CARITA, POSKOTA.CO.ID - Ribuan siswa dan kelompok B3 (Balita, Ibu hamil dan Ibu menyusui), bakal segera mendapatkan program Makan Bergizi Gratis (MBG), karena salah satu dapur SPPG di wilayah tersebut akan segera dioperasikan.
Diketahui, salah satu dapur SPPG yang akan segera dioperasikan tersebut yakni SPPG Carita Punya Cerita yang berada di bawah naungan Yayasan Toha Asep Suherman di Desa Sukarame, Kecamatan Carita.
Pasalnya, SPPG tersebut telah diresmikan dan pada Hari Senin 2 Februari 2026 nanti siap mendistribusikan MBG ke ribuan penerima manfaat.
Pimpinan Yayasan Toha Asep Suherman, Fahru Rijal mengungkapkan, peluncuran SPPG ini menjadi langkah awal dalam mendukung pemenuhan gizi bagi masyarakat, khususnya anak-anak sekolah dan kelompok B3.
“Jadi ini adalah grand launching SPPG Carita Punya Carita di bawah naungan Yayasan Toha Asep Suherman, insyallah nanti kami mulai penyaluran di hari Senin, tanggal 2 Februari 2026,” ungkapnya, Jumat 30 Januari 2026.
Baca Juga: Ratusan Relawan MBG di Pandeglang Ikuti Pelatihan Penjamah Makanan
Menurutnya, untuk penyaluran pertama ini, SPPG Carita Punya Cerita akan melayani sekitar 1.300 Keluarga Penerima Manfaat (KPM) di sejumlah wilayah, termasuk Desa Cinoyong.
“Untuk sementara kami akan mengcover 1300 KPM, yang meliputi sementara ini adalah Desa Cinoyong, yang merupakan wilayah sangat jauh dari Kecamatan Carita,” ujarnya.
Dikatakannya, sasaran penerima MBG meliputi kelompok rentan serta peserta didik dari berbagai jenjang pendidikan.
“Nah Senin, itu nanti dari kelompok B3, kemudian peserta didik, mulai dari tingkat PAUD, RA, MI, MTS, SD, SMP, SMA, SMK, itu akan dimulai hari Senin," katanya.
Ia menjelaskan, seluruh persiapan telah dilakukan secara matang, termasuk melalui pelatihan relawan.
“Persiapannya sudah matang, relawan sudah dilatih dulu, di dapur yang lain untuk magang selama beberapa Minggu, agar pada saat proses pelaksanaan sudah siap," jelasnya.
Untuk mengatasi kondisi medan menuju Desa Cinoyong yang cukup sulit, pihaknya telah menyiapkan armada khusus.
“Medan terjal jalan sudah kami bayangkan kepada wilayah Cinoyong, kami sudah siapkan tiga armada untuk memenuhi kebutuhan," tuturnya.

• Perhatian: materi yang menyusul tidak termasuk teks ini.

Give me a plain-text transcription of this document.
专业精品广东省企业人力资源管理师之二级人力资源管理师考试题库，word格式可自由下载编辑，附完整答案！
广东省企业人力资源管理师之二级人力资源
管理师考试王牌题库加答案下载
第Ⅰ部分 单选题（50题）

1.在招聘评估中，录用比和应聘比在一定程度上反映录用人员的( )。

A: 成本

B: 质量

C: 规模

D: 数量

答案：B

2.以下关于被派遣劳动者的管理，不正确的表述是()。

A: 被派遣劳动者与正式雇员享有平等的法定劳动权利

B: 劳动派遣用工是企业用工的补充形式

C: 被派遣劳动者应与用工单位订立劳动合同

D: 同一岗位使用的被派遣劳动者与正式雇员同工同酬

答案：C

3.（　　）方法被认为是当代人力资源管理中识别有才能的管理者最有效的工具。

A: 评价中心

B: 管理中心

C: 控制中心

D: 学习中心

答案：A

Ia menambahkan, dalam penyediaan bahan pangan, SPPG Carita juga menjalin kerja sama dengan lumbung padi lokal.
Karena lanjut dia, kebijakan tersebut sejalan dengan arahan Badan Gizi Nasional (BGN) untuk mengutamakan produk lokal.
“SPPG Carita juga melakukan kontrak dengan lumbung padi yang ada depan dapur Carita,” ucapnya.

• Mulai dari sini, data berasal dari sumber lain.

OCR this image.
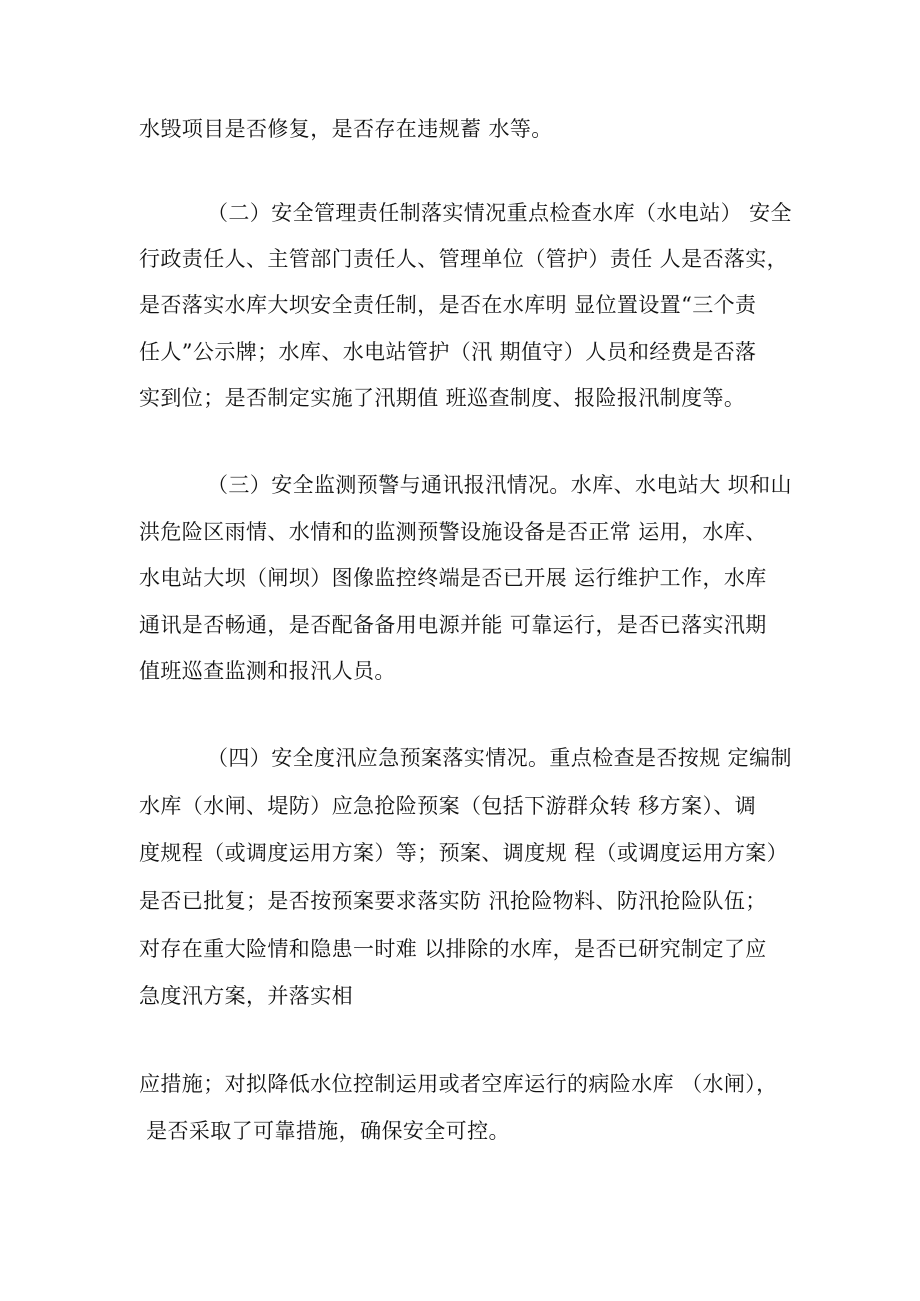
水毁项目是否修复，是否存在违规蓄 水等。
（二）安全管理责任制落实情况重点检查水库（水电站） 安全
行政责任人、主管部门责任人、管理单位（管护）责任 人是否落实，
是否落实水库大坝安全责任制，是否在水库明 显位置设置“三个责
任人”公示牌；水库、水电站管护（汛 期值守）人员和经费是否落
实到位；是否制定实施了汛期值 班巡查制度、报险报汛制度等。
（三）安全监测预警与通讯报汛情况。水库、水电站大 坝和山
洪危险区雨情、水情和的监测预警设施设备是否正常 运用，水库、
水电站大坝（闸坝）图像监控终端是否已开展 运行维护工作，水库
通讯是否畅通，是否配备备用电源并能 可靠运行，是否已落实汛期
值班巡查监测和报汛人员。
（四）安全度汛应急预案落实情况。重点检查是否按规 定编制
水库（水闸、堤防）应急抢险预案（包括下游群众转 移方案）、调
度规程（或调度运用方案）等；预案、调度规 程（或调度运用方案）
是否已批复；是否按预案要求落实防 汛抢险物料、防汛抢险队伍；
对存在重大险情和隐患一时难 以排除的水库，是否已研究制定了应
急度汛方案，并落实相
应措施；对拟降低水位控制运用或者空库运行的病险水库 （水闸），
是否采取了可靠措施，确保安全可控。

“Ini sebagai bentuk amanat dari petinggi BGN bahwa dilarang membeli aan panan ke pabrikasi, karena kebutuhan pangan ada di UMKM sekitar," sambungnya.
Untuk menu perdana lanjut dia lagi, SPPG Carita telah menyiapkan sajian bergizi bagi para penerima manfaat.
“Menu pertama ada permintaan, yaitu fried chickhen dan buah-buahan," tandasnya.